I’ve been in a relationship for 7 years (I am 27) and we have two young children. But I am incredibly unhappy. I couldn’t really identify any one thing that’s making me unhappy or a change that I think would make me feel better. I feel like my partner and I just don’t pair up well. I don’t enjoy time in his company, he’s clearly not really interested in anything I say. I could list various reasons and examples of why he’s often not very nice to me, but if I’m honest I think he could probably do the same to me. I feel like we just don’t get on - not ww3 by any means but there’s no friendship there. There’s hardly a relationship, we sleep separate and don’t spent any time one-on-one. Sex is a burden to me and do it as little as what it stop him bring it up.
Is being unhappy a justified reason alone to end a family?

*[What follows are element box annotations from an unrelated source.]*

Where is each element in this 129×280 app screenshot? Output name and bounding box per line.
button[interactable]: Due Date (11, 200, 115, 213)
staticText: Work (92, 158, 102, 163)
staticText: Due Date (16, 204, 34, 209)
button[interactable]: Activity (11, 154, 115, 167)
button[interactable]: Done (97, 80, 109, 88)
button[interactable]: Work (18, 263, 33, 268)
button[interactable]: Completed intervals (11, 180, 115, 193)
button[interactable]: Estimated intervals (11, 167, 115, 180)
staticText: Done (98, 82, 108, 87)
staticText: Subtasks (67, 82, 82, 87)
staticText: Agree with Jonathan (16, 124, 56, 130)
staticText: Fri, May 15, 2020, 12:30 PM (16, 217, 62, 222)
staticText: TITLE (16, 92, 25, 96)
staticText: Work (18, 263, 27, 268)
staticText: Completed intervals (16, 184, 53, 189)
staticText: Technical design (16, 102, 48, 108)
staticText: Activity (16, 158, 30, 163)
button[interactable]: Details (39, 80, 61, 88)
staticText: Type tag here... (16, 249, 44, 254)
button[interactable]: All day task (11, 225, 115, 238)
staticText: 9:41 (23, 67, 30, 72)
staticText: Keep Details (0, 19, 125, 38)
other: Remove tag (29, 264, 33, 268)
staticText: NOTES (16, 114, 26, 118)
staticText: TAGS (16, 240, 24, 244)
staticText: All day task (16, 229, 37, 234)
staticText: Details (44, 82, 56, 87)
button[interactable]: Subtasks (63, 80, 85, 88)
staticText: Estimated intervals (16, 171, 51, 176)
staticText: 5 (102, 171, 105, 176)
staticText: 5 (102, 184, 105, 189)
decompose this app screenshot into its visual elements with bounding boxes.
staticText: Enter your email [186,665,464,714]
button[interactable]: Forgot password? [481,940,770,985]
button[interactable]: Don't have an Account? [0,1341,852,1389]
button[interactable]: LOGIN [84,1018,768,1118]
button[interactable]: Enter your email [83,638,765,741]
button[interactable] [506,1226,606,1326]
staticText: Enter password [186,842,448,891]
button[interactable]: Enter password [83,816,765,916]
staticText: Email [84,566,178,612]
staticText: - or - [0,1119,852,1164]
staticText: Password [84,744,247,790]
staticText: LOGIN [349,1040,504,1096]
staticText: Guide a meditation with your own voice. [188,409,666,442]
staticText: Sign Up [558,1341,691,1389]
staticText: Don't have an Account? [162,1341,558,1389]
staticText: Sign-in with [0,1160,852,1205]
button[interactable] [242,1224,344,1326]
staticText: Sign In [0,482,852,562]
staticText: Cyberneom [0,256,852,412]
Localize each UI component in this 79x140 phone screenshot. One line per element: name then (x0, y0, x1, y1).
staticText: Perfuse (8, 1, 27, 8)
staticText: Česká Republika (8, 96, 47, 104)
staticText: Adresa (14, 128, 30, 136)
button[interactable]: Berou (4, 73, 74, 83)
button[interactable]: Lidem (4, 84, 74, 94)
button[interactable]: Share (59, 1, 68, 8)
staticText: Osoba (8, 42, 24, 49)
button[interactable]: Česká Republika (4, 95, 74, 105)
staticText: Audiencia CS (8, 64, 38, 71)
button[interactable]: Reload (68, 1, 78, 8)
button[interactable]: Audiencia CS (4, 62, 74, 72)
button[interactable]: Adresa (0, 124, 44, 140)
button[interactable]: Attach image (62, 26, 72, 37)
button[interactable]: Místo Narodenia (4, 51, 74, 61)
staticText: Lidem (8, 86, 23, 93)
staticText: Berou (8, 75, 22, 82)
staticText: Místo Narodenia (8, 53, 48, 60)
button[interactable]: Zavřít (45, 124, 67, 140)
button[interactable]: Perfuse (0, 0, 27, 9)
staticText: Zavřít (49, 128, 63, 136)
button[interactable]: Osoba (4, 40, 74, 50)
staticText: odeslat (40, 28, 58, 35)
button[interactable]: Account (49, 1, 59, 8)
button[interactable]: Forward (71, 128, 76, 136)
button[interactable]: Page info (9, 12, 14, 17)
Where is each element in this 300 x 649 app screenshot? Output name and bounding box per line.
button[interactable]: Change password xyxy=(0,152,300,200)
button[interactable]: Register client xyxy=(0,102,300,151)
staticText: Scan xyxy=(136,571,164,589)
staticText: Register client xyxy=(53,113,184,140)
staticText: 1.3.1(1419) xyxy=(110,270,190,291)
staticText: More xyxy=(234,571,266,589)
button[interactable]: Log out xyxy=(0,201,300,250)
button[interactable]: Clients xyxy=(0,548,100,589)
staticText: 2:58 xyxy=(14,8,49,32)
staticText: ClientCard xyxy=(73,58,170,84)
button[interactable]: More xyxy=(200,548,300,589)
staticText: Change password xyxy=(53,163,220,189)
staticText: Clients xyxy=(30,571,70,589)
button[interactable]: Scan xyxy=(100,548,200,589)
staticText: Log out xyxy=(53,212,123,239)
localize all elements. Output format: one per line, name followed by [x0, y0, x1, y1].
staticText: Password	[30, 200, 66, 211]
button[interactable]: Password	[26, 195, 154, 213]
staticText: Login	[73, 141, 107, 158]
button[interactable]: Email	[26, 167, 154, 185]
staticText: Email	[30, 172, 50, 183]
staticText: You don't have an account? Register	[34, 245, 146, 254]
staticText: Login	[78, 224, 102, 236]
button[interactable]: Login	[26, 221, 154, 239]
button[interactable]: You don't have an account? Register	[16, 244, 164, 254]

Also, I know he wouldn’t take it well. We live in his hometown where I have no family near by. I don’t know how to leave him. I have said before when we have argued I really don’t want to do this relationship anymore but any time I’ve said that he wears me down by going on and on about how things will change etc (they never do!). He won’t leave and I have no where to go so what do I do? I’ve thought about trying to find somewhere to live in my hometown and telling him when I’ve found somewhere but it feels so deceitful to be planning a move then having to sit him down on a normal day and tell him me and the kids are going practically immediately. What the hell do I do? I’m so unhappy I often feel I don’t want to live anymore.